RE: “I suppose I could infer you’ve never worked in a factory, been on welfare, or a blue collar job in your life . . . “
You could—and you’d be wrong. You could infer something and be wrong. And I—tee hee—could infer something and it appears that I was correct. ; > )
RE: “It seems that the stimulus package - the government’s attempt to shore up confidence- helped plenty of people keep their jobs, and kept money in communities. Apparently, big bad government worked. Without it, it would have been much worse.”
Haw haw haw haw haw haw—hee hee hee . . . no it didn’t help “plenty of people keep their jobs”—heavens it helped people *lose* their jobs. The State has massively and monstrously FAILED—Epic Fail—in its last two years of idiotic responses to the recession. So no. It did not work. Yes, the economy is much worse than it would have been had the State not interfered. And yes, we’ll be paying for those foolish actions now for a long long time. It, in fact, did the precise opposite of what you assert that it did.
Of course . . . mutually opposing and antithetical assertions is nothing new for us, JW.
RE: “Fantasies about the state are probably (althoguh if you have empirical evidence I’ll change my mind) less important than real-time spending.”
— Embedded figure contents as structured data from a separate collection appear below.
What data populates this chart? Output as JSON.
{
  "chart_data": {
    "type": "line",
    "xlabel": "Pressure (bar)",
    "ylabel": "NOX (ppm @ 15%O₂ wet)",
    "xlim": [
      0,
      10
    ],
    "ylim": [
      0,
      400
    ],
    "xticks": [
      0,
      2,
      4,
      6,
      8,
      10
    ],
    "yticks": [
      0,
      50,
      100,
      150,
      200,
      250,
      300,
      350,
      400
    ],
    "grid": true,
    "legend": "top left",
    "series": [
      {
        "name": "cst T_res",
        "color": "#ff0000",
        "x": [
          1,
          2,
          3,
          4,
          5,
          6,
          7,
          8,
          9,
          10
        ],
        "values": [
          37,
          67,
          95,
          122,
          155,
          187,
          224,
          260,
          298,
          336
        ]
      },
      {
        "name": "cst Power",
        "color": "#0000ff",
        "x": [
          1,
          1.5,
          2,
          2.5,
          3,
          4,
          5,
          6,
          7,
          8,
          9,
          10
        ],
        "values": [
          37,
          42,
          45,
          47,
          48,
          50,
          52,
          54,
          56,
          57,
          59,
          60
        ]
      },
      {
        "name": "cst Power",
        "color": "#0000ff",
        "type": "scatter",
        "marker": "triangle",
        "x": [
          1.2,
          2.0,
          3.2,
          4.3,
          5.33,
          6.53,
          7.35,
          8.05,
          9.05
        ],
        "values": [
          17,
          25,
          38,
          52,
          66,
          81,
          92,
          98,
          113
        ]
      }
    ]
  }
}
Well of course you wouldn’t change your mind—look at your comments above about jobs. You’re a collectivist—you adore the state and its expansion. And why would either of us, in our usual exchange of assertions and beliefs, wish to offer “empirical evidence”? Duh—neither of us are trying to change the other’s mind anyway—we don’t share a similar enough foundational worldview to get even close to that.
No, our exchanges are merely countering assertions—and I like that.
It’s always good to demonstrate and reveal the chasm between the two sides, as is so easily accomplished with you.